# CDS 140a Winter 2014 Homework 5

 R. Murray Issued: 4 Feb 2014 (Tue) ACM 101b/AM 125b/CDS 140a, Winter 2014 Due: 12 Feb 2014 (Wed) @ noon

__MATHJAX__

Note: In the upper left hand corner of the second page of your homework set, please put the number of hours that you spent on this homework set (including reading).

1. Perko, Section 2.9, problem 3 Use the Lyapunov function $V(x)=x_1^2+x_2^2+x_3^2$ to show that the origin is an asymptotically stable equilibrium point of the system
<amsmath>

\dot{x}=\begin{bmatrix}-x_2-x_1x_2^2+x_3^2-x_1^3\\ x_1+x_3^3-x_2^3\\ -x_1x_3-x_3x_1^2-x_2x_3^2-x_3^5\end{bmatrix}

</amsmath>

Show that the trajectories of the linearized system $\dot{x}=Df(0)x$ for this problem lie on circles in planes parallel to the $x_1,\,x_2$ plane; hence, the origin is stable, but not asymptotically stable for the linearized system.

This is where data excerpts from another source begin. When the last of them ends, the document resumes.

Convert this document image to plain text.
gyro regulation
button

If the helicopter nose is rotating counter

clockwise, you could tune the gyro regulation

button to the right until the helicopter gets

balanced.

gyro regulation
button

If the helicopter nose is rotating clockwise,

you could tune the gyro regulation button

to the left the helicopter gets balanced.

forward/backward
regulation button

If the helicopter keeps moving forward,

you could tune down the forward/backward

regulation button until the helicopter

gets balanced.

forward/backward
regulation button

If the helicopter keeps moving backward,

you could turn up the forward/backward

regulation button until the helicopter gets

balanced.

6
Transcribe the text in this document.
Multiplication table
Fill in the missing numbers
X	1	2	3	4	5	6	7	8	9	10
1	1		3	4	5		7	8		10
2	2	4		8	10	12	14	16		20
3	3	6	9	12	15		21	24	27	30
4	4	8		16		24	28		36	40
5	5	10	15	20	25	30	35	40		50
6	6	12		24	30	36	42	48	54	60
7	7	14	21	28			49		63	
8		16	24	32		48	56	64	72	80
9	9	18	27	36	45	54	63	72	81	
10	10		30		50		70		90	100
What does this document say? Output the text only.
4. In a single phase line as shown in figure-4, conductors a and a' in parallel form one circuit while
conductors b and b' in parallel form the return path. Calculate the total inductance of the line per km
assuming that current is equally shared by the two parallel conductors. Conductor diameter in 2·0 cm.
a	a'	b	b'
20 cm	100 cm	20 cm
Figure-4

2. Determine the stability of the system
<amsmath>

\aligned \dot{x}&=-y-x^3\\ \dot{y}&=x^5 \endaligned

</amsmath>

Motivated by the first equation, try a Lyapunov function of the form $V(x,y)=\alpha x^6+\beta y^2$. Is the origin asymptotically stable? Is the origin globally asymptotically stable?

3. Definition: An equilibrium point is exponentially stable if $\exists\,M,\,\alpha>0$ and $\epsilon>0$ such that $\|x(t)\|\leq Me^{-\alpha t}\|x(0)\|$, $\forall\|x(0)\|\leq\epsilon,\,t\geq 0$. Let $\dot x = f(x)$ be a dynamical system with an equilibrium point at $x_e = 0$. Show that if there is a function $V(x)$ satisfying
<amsmath>k_1\|x\|^2\leq V(x)\leq k_2\|x\|^2,\quad \dot V(x)\leq -k_3\|x\|^2 </amsmath>

for positive constants $k_1$, $k_2$ and $k_3$, then the equilibrium point at the origin is exponentially stable.

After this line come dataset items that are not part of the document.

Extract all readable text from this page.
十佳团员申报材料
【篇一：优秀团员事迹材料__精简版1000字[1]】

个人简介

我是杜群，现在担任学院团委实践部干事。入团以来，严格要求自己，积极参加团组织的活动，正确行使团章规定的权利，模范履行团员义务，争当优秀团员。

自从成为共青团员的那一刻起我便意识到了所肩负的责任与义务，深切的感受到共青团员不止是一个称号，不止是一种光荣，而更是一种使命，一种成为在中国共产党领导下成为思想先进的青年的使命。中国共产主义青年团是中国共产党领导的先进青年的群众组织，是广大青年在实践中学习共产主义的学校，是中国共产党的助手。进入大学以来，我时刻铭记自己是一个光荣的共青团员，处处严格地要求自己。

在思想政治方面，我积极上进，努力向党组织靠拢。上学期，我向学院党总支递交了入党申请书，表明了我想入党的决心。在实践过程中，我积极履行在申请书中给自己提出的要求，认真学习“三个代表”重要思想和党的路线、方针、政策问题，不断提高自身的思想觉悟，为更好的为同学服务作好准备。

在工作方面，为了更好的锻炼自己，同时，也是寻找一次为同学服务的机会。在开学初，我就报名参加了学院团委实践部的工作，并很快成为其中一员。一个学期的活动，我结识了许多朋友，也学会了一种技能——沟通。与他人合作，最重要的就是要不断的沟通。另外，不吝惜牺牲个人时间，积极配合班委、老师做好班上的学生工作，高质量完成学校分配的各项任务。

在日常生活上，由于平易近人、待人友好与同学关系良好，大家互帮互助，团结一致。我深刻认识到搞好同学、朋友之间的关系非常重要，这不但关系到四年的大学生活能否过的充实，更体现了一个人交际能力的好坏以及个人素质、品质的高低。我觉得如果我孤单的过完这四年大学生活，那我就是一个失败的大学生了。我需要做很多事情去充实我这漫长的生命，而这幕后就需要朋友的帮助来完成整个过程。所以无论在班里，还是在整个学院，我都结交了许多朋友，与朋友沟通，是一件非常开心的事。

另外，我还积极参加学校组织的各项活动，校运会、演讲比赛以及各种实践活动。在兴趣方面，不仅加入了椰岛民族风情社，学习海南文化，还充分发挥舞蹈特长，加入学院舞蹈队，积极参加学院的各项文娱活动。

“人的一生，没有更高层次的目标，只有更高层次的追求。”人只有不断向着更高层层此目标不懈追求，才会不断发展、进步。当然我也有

• Hint: you can use Gronwall's inequality from Section 2.3 of Perko.
4. Perko, Section 2.12, problem 2 Use Theorem 1 [Center Manifold Theorem] to determine the qualitative behaviour near the non-hyperbolic critical point at the origin for the system
<amsmath>

\aligned \dot{x}&=y\\ \dot{y}&=-y+\alpha x^2+xy \endaligned

</amsmath>

for $\alpha\neq 0$ and for $\alpha=0$; i.e., follow the procedure in Example 1 after diagonalizing the system as in Example 3.

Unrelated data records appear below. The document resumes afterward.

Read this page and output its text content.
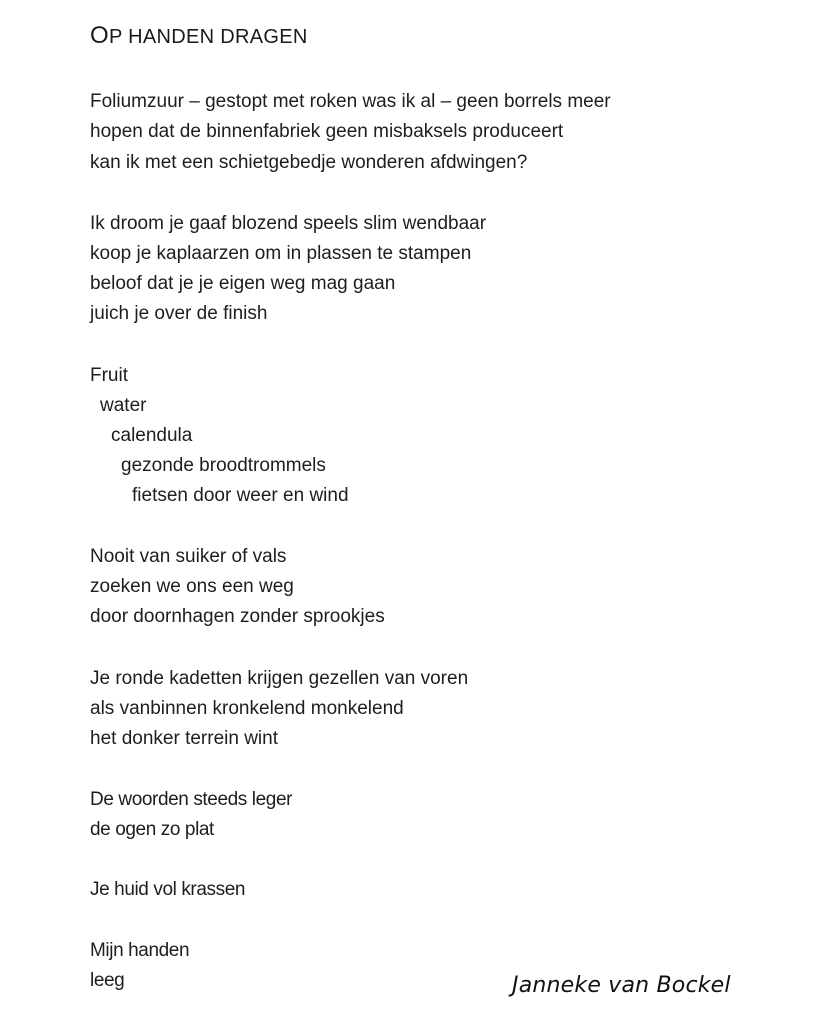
OP HANDEN DRAGEN
Foliumzuur – gestopt met roken was ik al – geen borrels meer
hopen dat de binnenfabriek geen misbaksels produceert
kan ik met een schietgebedje wonderen afdwingen?
Ik droom je gaaf blozend speels slim wendbaar
koop je kaplaarzen om in plassen te stampen
beloof dat je je eigen weg mag gaan
juich je over de finish
Fruit
water
calendula
gezonde broodtrommels
fietsen door weer en wind
Nooit van suiker of vals
zoeken we ons een weg
door doornhagen zonder sprookjes
Je ronde kadetten krijgen gezellen van voren
als vanbinnen kronkelend monkelend
het donker terrein wint
De woorden steeds leger
de ogen zo plat
Je huid vol krassen
Mijn handen
leeg	Janneke van Bockel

5. Consider the following system in $\mathbb R^2$:
<amsmath>\aligned

\dot{x}&=-\frac{\alpha}{2}(x^2+y^2)+\alpha (x+y)-\alpha\\ \dot y&=-\alpha xy+\alpha (x+y)-\alpha

\endaligned</amsmath>

Determine the stable, unstable, and centre manifold of the equilibrium point at $(x,y)=(1,1)$, and determine the stability of this equilibrium point for $\alpha\neq 0$. For determining stability, note that near the equilibrium point there are two 1-dimensional invariant linear manifolds of the form $M=\{(a_1,a_2)\in\mathbb R^2\|a_2=ka_1\}$; determine the flow on these invariant manifolds.